I have the predicted humidity change for each field. To calculate the soil humidity, I need to go over for each record, calculate the sum of predicted humidity change for this record and the previous humidity.

In addtion to my predictions, I've added the average humidity change for irrigation on and off cases to the prediction. So that my predictions do not get too volatile.

Since Zindi said we can use the peak humidity levels on the test data, when doing the one by one humidity calculation, if I encounter with one of those peak humidity moments, I've used that value as my new soil humidity. So I didn't use the future data, but I've just adjusted my predictions when I see an measured humidity.
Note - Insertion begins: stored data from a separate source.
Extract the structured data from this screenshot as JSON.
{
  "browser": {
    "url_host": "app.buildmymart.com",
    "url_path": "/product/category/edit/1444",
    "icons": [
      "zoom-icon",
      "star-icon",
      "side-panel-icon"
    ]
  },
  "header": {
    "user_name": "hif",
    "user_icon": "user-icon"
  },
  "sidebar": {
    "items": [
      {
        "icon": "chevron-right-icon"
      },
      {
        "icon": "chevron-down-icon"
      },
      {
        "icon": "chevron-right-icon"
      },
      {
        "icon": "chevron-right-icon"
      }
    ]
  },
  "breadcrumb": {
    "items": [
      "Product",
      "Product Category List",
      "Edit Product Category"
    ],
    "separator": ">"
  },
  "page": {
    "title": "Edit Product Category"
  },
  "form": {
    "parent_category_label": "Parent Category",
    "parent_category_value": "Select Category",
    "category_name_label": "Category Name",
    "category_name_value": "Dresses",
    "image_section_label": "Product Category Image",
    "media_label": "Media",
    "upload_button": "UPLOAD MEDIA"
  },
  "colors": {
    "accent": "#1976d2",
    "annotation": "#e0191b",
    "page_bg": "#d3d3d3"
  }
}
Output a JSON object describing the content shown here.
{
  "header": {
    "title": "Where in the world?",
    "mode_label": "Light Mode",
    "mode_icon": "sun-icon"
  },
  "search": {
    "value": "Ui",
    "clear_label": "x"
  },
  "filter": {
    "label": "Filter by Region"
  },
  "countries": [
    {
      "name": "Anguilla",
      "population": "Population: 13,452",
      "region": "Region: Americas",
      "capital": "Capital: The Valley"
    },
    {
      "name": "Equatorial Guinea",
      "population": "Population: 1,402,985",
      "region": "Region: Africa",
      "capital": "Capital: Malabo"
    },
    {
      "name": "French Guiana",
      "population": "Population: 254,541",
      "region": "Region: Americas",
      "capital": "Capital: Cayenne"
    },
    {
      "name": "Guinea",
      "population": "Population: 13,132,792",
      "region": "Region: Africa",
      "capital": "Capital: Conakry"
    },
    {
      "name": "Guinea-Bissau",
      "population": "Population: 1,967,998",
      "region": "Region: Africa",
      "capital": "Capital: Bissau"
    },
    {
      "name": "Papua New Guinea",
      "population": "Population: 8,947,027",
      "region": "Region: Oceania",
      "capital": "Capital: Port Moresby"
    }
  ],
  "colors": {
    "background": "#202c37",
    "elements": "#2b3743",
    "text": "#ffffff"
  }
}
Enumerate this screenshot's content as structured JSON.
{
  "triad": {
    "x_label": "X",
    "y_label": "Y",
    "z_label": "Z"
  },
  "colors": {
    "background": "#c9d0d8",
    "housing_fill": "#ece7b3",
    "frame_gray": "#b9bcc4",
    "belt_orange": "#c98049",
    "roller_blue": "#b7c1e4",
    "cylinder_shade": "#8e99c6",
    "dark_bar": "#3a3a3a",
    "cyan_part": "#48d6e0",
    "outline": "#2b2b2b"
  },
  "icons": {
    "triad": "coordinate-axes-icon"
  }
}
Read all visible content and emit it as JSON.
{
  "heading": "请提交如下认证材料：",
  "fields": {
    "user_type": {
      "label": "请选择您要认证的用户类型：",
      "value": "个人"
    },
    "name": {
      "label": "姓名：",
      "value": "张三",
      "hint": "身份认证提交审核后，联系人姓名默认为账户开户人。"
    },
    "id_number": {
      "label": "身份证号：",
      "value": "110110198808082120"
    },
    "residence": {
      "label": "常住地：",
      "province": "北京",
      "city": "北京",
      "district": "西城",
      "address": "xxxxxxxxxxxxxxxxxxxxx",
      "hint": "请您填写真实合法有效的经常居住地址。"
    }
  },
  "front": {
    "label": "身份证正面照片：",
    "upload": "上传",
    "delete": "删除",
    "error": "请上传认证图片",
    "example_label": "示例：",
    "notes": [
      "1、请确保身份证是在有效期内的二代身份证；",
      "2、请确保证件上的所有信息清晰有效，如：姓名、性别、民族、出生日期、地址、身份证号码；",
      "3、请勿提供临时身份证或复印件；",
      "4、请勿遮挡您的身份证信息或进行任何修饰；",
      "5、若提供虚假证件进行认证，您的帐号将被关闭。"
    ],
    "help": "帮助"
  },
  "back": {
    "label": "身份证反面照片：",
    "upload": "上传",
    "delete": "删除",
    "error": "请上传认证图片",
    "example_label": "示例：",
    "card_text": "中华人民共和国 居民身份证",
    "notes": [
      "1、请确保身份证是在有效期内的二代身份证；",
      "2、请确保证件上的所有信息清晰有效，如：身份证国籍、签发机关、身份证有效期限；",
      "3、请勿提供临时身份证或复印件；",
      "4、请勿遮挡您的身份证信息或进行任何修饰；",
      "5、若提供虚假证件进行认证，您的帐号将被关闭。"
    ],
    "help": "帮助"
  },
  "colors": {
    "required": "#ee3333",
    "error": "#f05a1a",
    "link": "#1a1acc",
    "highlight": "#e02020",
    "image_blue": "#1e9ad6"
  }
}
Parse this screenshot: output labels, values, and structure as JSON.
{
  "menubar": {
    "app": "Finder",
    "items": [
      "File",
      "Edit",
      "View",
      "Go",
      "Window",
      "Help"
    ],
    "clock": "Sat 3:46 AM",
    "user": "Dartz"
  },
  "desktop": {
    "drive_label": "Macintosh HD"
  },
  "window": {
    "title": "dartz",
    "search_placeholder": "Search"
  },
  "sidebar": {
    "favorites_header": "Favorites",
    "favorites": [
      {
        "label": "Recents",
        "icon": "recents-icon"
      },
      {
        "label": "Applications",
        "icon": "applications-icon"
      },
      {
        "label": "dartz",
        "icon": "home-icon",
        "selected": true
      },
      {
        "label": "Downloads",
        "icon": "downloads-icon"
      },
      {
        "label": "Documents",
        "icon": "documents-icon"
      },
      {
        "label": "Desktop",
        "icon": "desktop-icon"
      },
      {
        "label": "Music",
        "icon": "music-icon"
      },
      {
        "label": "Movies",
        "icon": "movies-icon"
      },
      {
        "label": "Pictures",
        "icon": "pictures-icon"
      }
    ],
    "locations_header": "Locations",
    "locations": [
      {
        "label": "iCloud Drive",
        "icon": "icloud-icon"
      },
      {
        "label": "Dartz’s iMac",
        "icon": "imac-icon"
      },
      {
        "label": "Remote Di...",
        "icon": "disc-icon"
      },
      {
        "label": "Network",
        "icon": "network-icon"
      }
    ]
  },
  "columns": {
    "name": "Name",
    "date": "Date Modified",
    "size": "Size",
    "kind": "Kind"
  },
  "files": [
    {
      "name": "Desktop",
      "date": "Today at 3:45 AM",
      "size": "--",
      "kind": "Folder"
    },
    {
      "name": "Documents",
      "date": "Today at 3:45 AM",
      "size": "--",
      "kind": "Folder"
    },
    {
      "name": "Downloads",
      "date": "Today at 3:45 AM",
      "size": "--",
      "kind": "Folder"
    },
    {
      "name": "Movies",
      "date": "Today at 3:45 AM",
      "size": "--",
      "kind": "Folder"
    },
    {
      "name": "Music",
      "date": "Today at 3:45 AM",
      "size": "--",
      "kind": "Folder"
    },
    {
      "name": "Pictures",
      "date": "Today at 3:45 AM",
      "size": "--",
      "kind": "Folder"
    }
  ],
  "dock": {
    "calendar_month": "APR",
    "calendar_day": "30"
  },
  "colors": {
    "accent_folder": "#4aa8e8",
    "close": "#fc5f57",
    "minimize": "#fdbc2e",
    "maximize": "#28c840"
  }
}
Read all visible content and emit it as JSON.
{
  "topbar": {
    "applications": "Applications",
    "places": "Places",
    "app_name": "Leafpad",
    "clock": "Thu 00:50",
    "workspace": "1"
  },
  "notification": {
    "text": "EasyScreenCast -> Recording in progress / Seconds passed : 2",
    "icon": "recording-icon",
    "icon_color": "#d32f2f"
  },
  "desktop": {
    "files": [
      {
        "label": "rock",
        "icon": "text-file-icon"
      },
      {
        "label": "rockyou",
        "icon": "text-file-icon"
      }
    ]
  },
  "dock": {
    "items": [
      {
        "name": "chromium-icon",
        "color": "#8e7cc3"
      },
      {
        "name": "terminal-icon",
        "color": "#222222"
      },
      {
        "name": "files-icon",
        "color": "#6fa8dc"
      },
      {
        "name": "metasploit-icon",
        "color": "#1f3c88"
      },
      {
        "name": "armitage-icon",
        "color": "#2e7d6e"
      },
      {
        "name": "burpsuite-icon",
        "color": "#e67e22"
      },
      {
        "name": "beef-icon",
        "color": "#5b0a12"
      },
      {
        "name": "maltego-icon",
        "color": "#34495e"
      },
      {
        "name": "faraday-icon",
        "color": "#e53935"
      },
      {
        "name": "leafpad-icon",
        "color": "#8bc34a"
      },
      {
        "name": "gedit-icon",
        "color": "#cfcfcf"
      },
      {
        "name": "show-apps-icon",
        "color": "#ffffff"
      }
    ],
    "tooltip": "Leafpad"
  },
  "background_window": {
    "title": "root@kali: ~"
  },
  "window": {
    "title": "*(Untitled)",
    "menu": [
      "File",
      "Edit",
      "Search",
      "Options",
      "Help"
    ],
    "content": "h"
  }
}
I feel this is more reasonable as your model will be predicting humidity for a field, but when you send a real measured value for a moment, than it should adjust itself according to that newly measured value.

In [9]:
import warnings
warnings.filterwarnings('ignore')

##################################### FIELD 1 #####################################

field_1_results_on = df[['timestamp','Soil humidity 1']][(df['segmentation']==1) & (df['train_test']==1) & (df['Irrigation field 1']==1)]
field_1_results_on['predictions'] = (predictions_xgb_1_on+3.5*df_1_train_on['target'].mean())/4.5

field_1_results_off = df[['timestamp','Soil humidity 1']][(df['segmentation']==1) & (df['train_test']==1) & (df['Irrigation field 1']==0)]
field_1_results_off['predictions'] = (predictions_xgb_1_off+3.5*df_1_train_off['target'].mean())/4.5

field_1_results = pd.concat([field_1_results_on,field_1_results_off])
field_1_results.sort_values(by=['timestamp'], inplace=True)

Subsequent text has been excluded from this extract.